Does that mean that the Pope is going to move toward the vision of MQ and truly open the installed ministries of lector and acolyte to lay people? Or does it mean that he is going to continue the “mess” of the current state of de jure and de facto lectors and acolytes, with a few token lay men and especially lay women being formally added to the de jure pool? That would hardly be a realization of MQ as much as paying it lip service.

I say that in taking seriously the vision of MQ to treat lectors and acolyte as lay ministries. A few token installed lectors and acolytes do not a “lay ministry” make. Good liturgical order (which is also part of “the liturgical act of the bishop”) is maintained by proper ecclesial recognition and authorization of the ministers exercising those ministries, which all lies at the service of the Church. For these reasons, if Pope Francis’s “Letter” is to be taken seriously, bishops’ conferences (as he instructs) need to institutionalize this vision of ministry.

Now, if lector and acolyte are to become what they were supposed to be — lay ministries — then the ritualization of the path to priesthood will become rather skimpy.
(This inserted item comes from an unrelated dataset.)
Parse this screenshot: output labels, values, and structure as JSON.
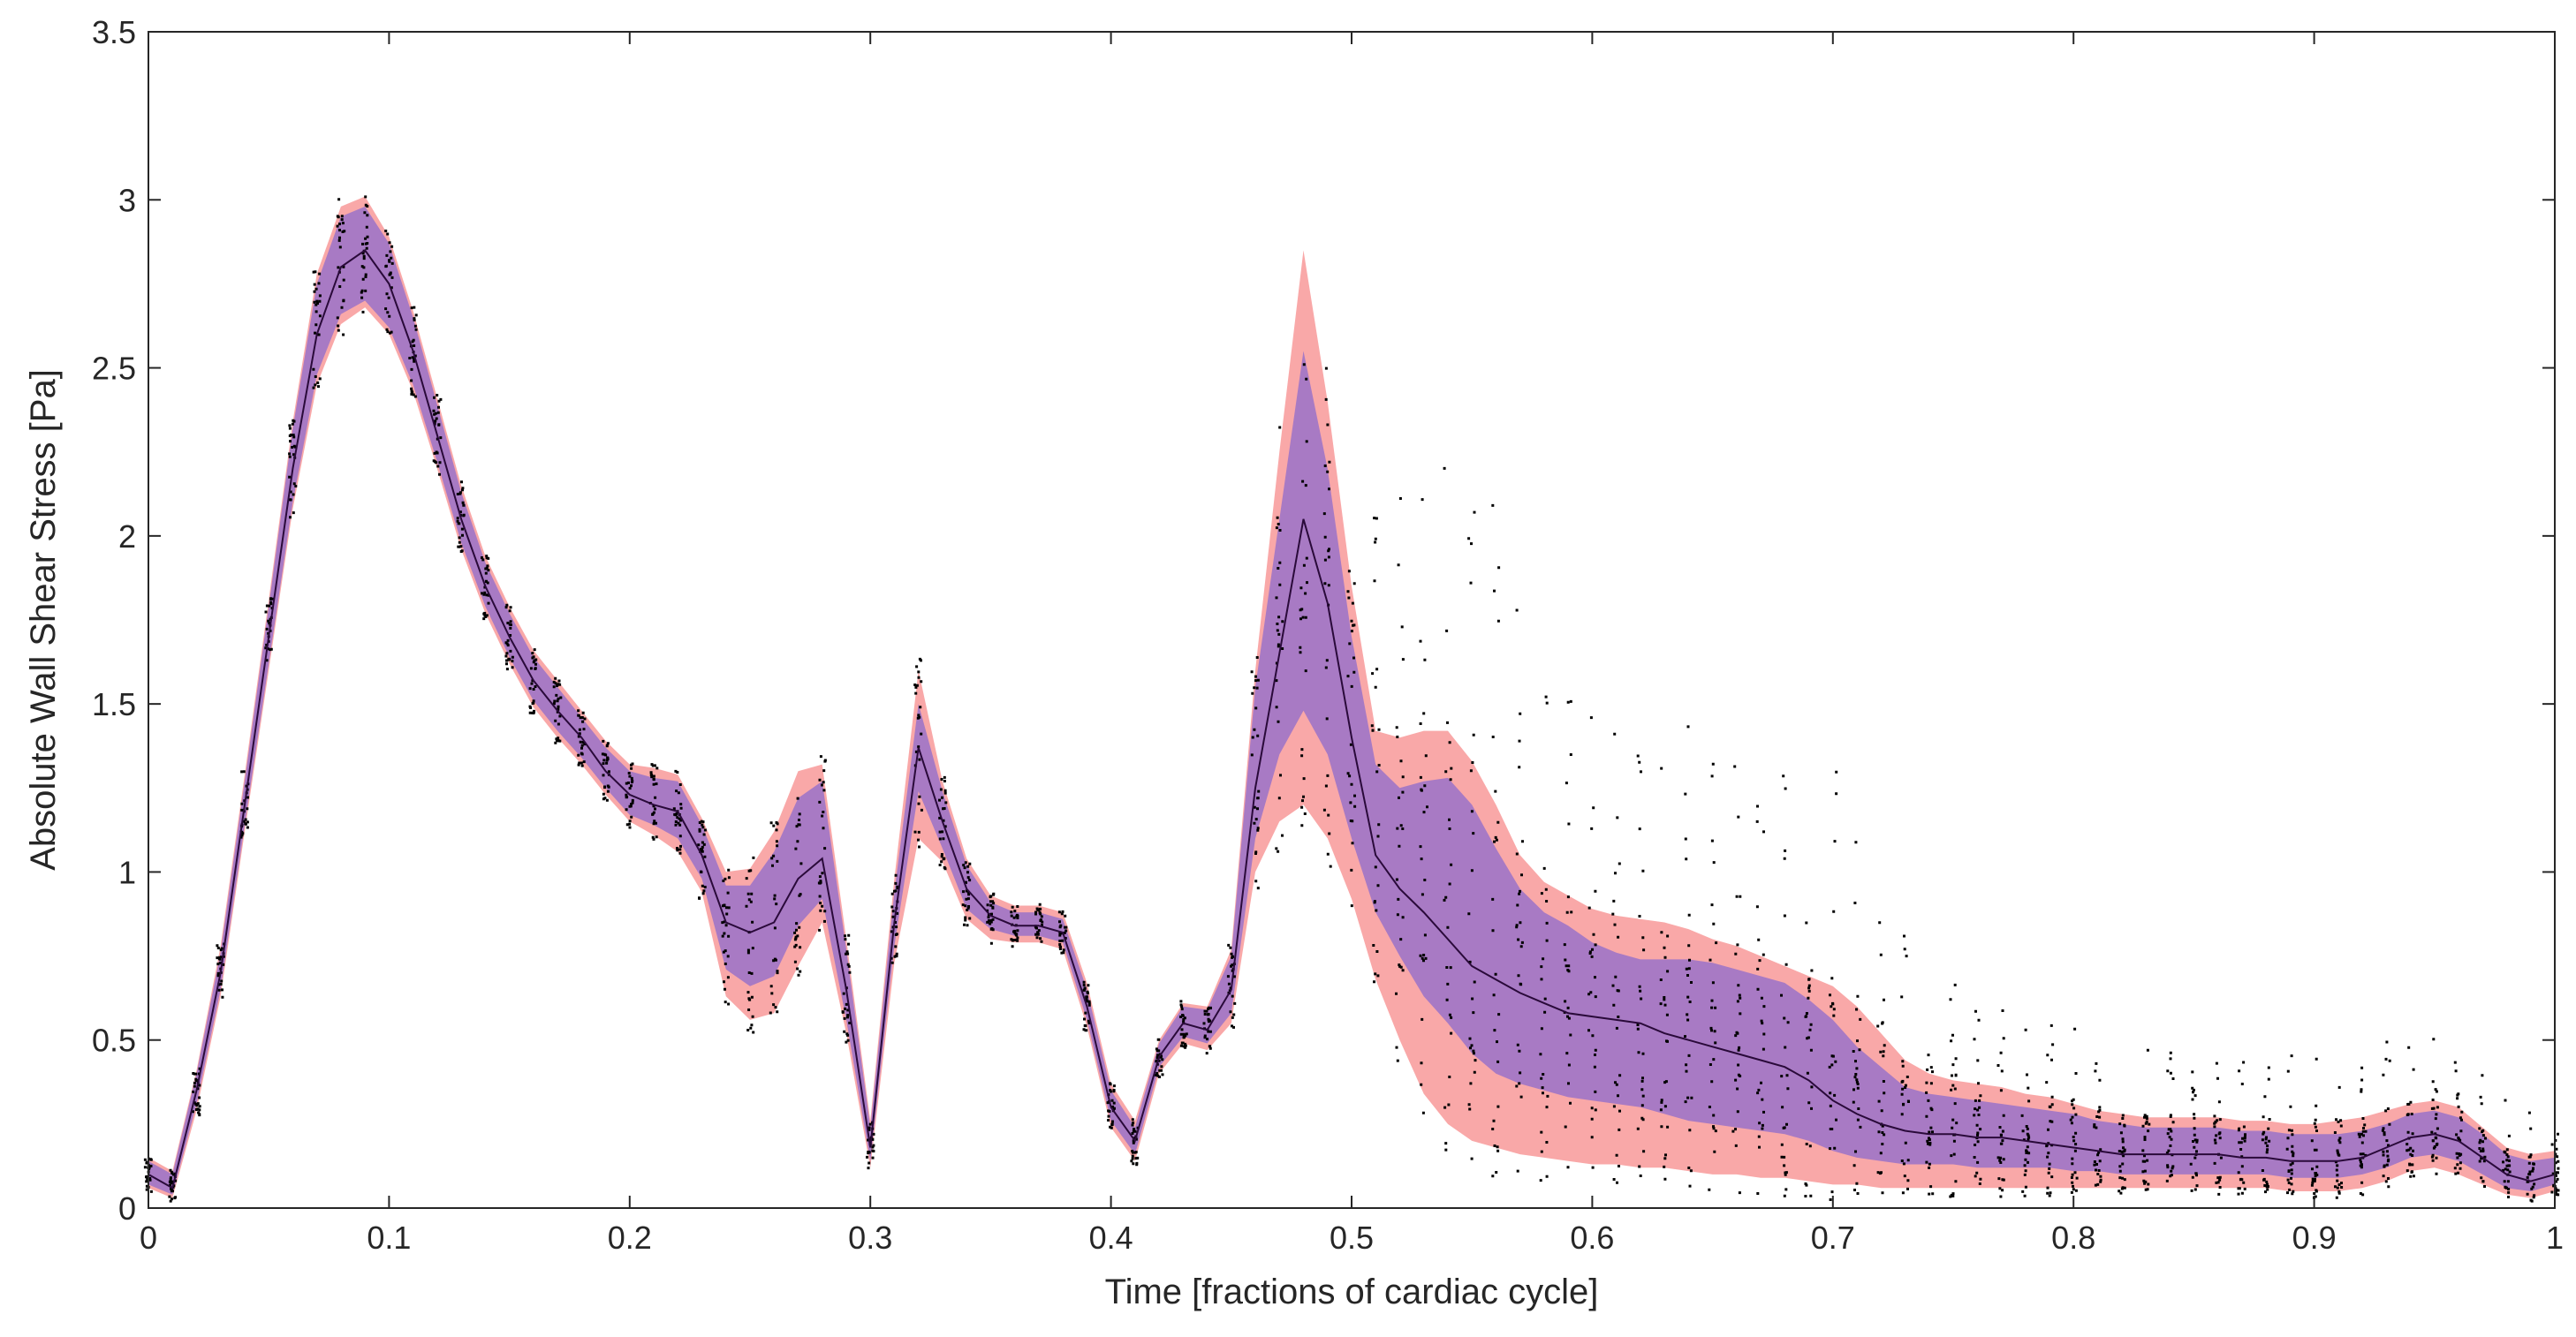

It is also likely to enhance rather than clarify the confusion in the “essential” difference between “the common priesthood of the faithful and the ministerial or hierarchical priesthood.” That turmoil will be further exacerbated if the result of the Pope’s “Letter” is that most things remain the same but for some token lay woman lectors and lay man acolytes, because it will nourish an ecclesiology that sees the call to ordination coming not from God through the summons of the bishop but from the congregation through passive ratification of “just doing it” — a good slogan perhaps for Nike, but poor theology.

In summary, Pope Francis’ “Letter,” properly implemented, has the opportunity to realize an almost 50-year-old vision of lay ministry that has largely lain dormant. “The devil’s in the details” whether in fact it does or not.